Dans ce questionnement des autres et de l’étrange, les thèmes de la découverte et de la dissimulation sont les deux faces d’une même pièce. Les danseurs tantôt masqués, tantôt parés d’abat-jour troublent la vision du spectateur tant dans les perspectives que dans les lignes de la scène gérées magnifiquement par Olivier Borne. Le mystère laisse parfois place au spectaculaire face aux jeux de hauteur dans la chorégraphie, les danseuses s’agrippant et montant sur les blocs et leurs partenaires pour un effet wow déroutant le récit. Les dernières minutes, le temps et la pression semblent s’accélérer dans une jungle dansée pour finir dans une déflagration atonale et les pas dans l’obscurité d’un abat-jour madone.

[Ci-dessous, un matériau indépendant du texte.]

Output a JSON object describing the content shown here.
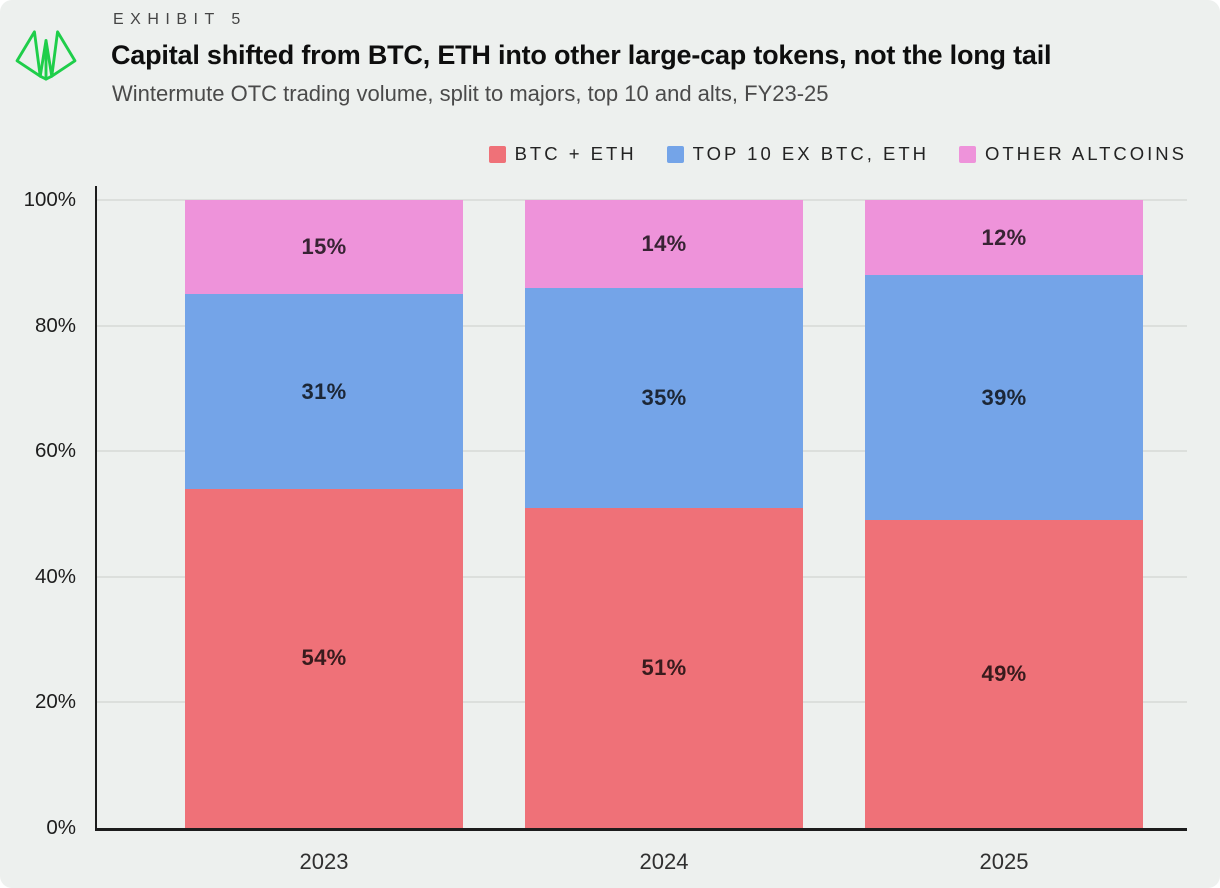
{
  "header": {
    "exhibit_label": "EXHIBIT 5",
    "title": "Capital shifted from BTC, ETH into other large-cap tokens, not the long tail",
    "subtitle": "Wintermute OTC trading volume, split to majors, top 10 and alts, FY23-25",
    "logo_name": "wintermute-logo",
    "logo_color": "#1fce4a"
  },
  "chart_data": {
    "type": "bar",
    "stacked": true,
    "title": "Capital shifted from BTC, ETH into other large-cap tokens, not the long tail",
    "subtitle": "Wintermute OTC trading volume, split to majors, top 10 and alts, FY23-25",
    "categories": [
      "2023",
      "2024",
      "2025"
    ],
    "series": [
      {
        "name": "BTC + ETH",
        "color": "#ef7178",
        "values": [
          54,
          51,
          49
        ]
      },
      {
        "name": "TOP 10 EX BTC, ETH",
        "color": "#74a4e8",
        "values": [
          31,
          35,
          39
        ]
      },
      {
        "name": "OTHER ALTCOINS",
        "color": "#ee93da",
        "values": [
          15,
          14,
          12
        ]
      }
    ],
    "value_suffix": "%",
    "ylim": [
      0,
      100
    ],
    "yticks": [
      "0%",
      "20%",
      "40%",
      "60%",
      "80%",
      "100%"
    ],
    "grid": true,
    "legend_position": "top-right",
    "xlabel": "",
    "ylabel": ""
  },
  "colors": {
    "background": "#edf0ee",
    "gridline": "#dcdfdc",
    "axis": "#1c1c1c",
    "bar_label_text": "#3c3c3c"
  }
}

Kader Attou dans une chorégraphie entre acrobatie, hip-hop et belles lignes donne sa vision de l’altérité, l’oreille rivée sur les sons des instruments marginaux et l’harmonie chavararique circassienne des danseurs. On perçoit bien la périlleuse recherche d’équilibre entre une volonté de tout montrer, d’une exhaustivité chorégraphique et la sobriété soulignant la minutie des mouvements dansés.»
Lucas Liberati, Toute la culture
« Pour sa nouvelle création, le chorégraphe Kader Attou mène une recherche musicale autour d’instruments rares et déploie une danse poétique et sensible.
Avec sa compagnie Accrorap et le CCN de La Rochelle qu’il dirige depuis 2009, Kader Attou met en valeur la technique hip hop pour en faire jaillir la poésie. Adepte du décloisonnement des genres, il choisit pour sa dernière création, Les Autres, de collaborer avec plusieurs musiciens, joueurs d’instruments insolites.
Il convoque ainsi Grégoire Blanc, un joueur de thérémine, instrument qui semble jouer dans l’air, où l’on frôle un champ électromagnétique pour produire des sons, mais aussi le multi-instrumentiste Loup Barrow, spécialiste de Cristal Baschet ou « orgue de cristal », dont les touches sont des baguettes en verre, pour créer une atmosphère étrange et hors du temps, orchestrée par le créateur sonore au style céleste Régis Baillet. Pour porter cet univers qui flirte avec le fantastique, Kader Attou rassemble au plateau six danseurs qui suivent les nappes enivrantes de la musique jouée en direct. Entre danse contemporaine et breakdance, les esthétiques se mêlent et font la part belle aux contacts entre les corps pour nous emmener, grâce à des portés sensibles, dans un moment lyrique et aérien.»